At their meeting in Ottawa, Messrs Harper and Obama agreed to collaborate on the development and use of clean energy—boilerplate stuff. But they also discussed broader collaboration in the future, including matching their countries’ environmental rules.
At first glance, this is bad news for tar-sands producers, already struggling with the slump in oil prices from over $140 a barrel last July to less than $40 today. During that time projects worth an estimated $80 billion have been cancelled or postponed. Some people in the industry still believe that America’s need for oil is so great that it cannot afford to reject oil, however dirty, from a friendly, secure supplier. But with every green pronouncement from Mr Obama, this becomes a fainter hope.

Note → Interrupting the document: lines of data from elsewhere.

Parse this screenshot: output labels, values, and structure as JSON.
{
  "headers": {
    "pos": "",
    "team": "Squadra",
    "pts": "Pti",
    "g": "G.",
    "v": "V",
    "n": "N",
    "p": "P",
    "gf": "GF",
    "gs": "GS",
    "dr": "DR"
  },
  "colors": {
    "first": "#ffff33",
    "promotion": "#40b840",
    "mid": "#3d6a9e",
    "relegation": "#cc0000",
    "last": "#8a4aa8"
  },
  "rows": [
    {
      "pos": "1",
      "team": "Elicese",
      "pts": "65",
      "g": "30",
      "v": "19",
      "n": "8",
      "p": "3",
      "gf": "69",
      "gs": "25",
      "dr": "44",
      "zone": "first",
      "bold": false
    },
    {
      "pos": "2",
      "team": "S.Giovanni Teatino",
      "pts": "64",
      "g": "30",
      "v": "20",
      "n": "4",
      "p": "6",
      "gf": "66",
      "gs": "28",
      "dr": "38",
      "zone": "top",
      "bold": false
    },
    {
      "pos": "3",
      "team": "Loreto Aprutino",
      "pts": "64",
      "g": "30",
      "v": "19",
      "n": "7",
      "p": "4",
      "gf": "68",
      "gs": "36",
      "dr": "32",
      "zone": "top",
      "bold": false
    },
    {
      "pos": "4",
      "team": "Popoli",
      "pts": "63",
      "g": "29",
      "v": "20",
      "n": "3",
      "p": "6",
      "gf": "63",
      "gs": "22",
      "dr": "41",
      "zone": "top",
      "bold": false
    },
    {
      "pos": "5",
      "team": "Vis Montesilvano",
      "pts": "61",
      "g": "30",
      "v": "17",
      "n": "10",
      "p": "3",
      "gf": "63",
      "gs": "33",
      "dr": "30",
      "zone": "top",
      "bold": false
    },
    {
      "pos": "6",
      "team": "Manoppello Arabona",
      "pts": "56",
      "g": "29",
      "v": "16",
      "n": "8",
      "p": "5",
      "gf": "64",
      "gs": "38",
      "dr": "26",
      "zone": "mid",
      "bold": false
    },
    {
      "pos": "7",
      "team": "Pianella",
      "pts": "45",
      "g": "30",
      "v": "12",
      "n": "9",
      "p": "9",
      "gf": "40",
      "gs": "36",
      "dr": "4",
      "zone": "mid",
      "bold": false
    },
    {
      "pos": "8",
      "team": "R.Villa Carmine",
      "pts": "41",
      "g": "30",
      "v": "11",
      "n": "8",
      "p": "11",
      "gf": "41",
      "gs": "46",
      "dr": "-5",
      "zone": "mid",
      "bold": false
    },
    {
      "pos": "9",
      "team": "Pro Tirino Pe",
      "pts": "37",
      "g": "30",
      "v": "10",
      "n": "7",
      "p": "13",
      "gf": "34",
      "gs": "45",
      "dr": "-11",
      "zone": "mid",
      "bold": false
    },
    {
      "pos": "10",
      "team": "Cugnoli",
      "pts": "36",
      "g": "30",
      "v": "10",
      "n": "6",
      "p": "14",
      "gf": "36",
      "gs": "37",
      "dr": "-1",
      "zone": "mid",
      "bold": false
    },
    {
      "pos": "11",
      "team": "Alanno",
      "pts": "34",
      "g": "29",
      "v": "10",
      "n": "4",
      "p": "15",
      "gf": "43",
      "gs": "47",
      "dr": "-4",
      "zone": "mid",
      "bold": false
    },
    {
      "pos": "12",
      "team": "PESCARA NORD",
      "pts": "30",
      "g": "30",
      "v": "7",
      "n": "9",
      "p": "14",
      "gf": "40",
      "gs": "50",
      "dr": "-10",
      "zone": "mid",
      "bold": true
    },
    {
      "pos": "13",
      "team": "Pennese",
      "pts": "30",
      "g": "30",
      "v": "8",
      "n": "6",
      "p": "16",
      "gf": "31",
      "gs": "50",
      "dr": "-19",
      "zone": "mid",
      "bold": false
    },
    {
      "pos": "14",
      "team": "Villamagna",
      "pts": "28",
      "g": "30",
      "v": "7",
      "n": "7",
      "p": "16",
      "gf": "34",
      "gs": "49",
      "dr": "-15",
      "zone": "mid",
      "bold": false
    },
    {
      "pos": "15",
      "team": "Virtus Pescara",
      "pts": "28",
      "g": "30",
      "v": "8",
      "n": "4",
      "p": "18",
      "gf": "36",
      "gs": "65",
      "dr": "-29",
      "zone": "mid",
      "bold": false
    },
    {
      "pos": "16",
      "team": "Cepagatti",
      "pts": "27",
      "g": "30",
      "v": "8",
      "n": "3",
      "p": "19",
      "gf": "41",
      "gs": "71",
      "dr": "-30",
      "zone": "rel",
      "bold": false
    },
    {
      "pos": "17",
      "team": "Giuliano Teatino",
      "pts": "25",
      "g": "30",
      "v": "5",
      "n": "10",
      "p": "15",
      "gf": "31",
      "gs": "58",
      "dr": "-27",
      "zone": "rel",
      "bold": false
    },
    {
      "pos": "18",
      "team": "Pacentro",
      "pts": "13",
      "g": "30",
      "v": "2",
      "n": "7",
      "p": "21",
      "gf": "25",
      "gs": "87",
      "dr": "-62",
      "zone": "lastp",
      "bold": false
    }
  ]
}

There is a bright side. Stimulus money is pouring out of Washington and Ottawa, some of it already earmarked for research and technology to help the oil industry produce cleaner fuels. Both Mr Obama and Mr Harper made particular mention of carbon capture and sequestration, an unproven and expensive technology that could eventually be used on the coal plants that produce about 70% of American electricity, or on the upgraders and refineries in the tar sands. If the industry is finally and reluctantly forced to go green because of Mr Obama, at least taxpayers will help pay for it.
20 February
The end of Upgrader Alley?
(Globe & Mail) FORT SASKATCHEWAN, ALTA. — This is the would-be home of a massive bitumen upgrading project, which, after a $530-million investment in land, equipment and technology, now lies abandoned by all but security guards. Its corporate owner, BA Energy, is in bankruptcy protection.

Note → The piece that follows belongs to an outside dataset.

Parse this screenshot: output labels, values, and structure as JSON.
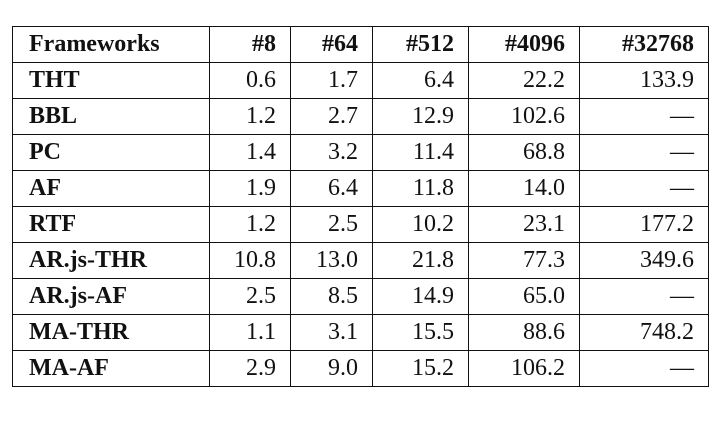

The site and the surrounding fields are where Upgrader Alley, a hotly anticipated $80-billion complex of oil sands processing and related industry, has hit its physical and symbolic dead end. Upgrader Alley would have come with a huge environmental price. The Pembina Institute, an environmental research group, estimates that, with all plants operating under original projections, the upgraders would have generated as many greenhouse gas emissions as 10 million vehicles – and consume 10 times as much water as the City of Edmonton. Those kinds of numbers will buttress the anti-oil-sands sentiment in the administration of U.S. President Barack Obama. But Alberta could also argue that if separate upgraders are now built in, say, Fort Saskatchewan, Omaha and Chicago, the total environmental footprint is much bigger because these are one-off investments. In Upgrader Alley, producers could cluster for efficiencies in areas like carbon capture and water use.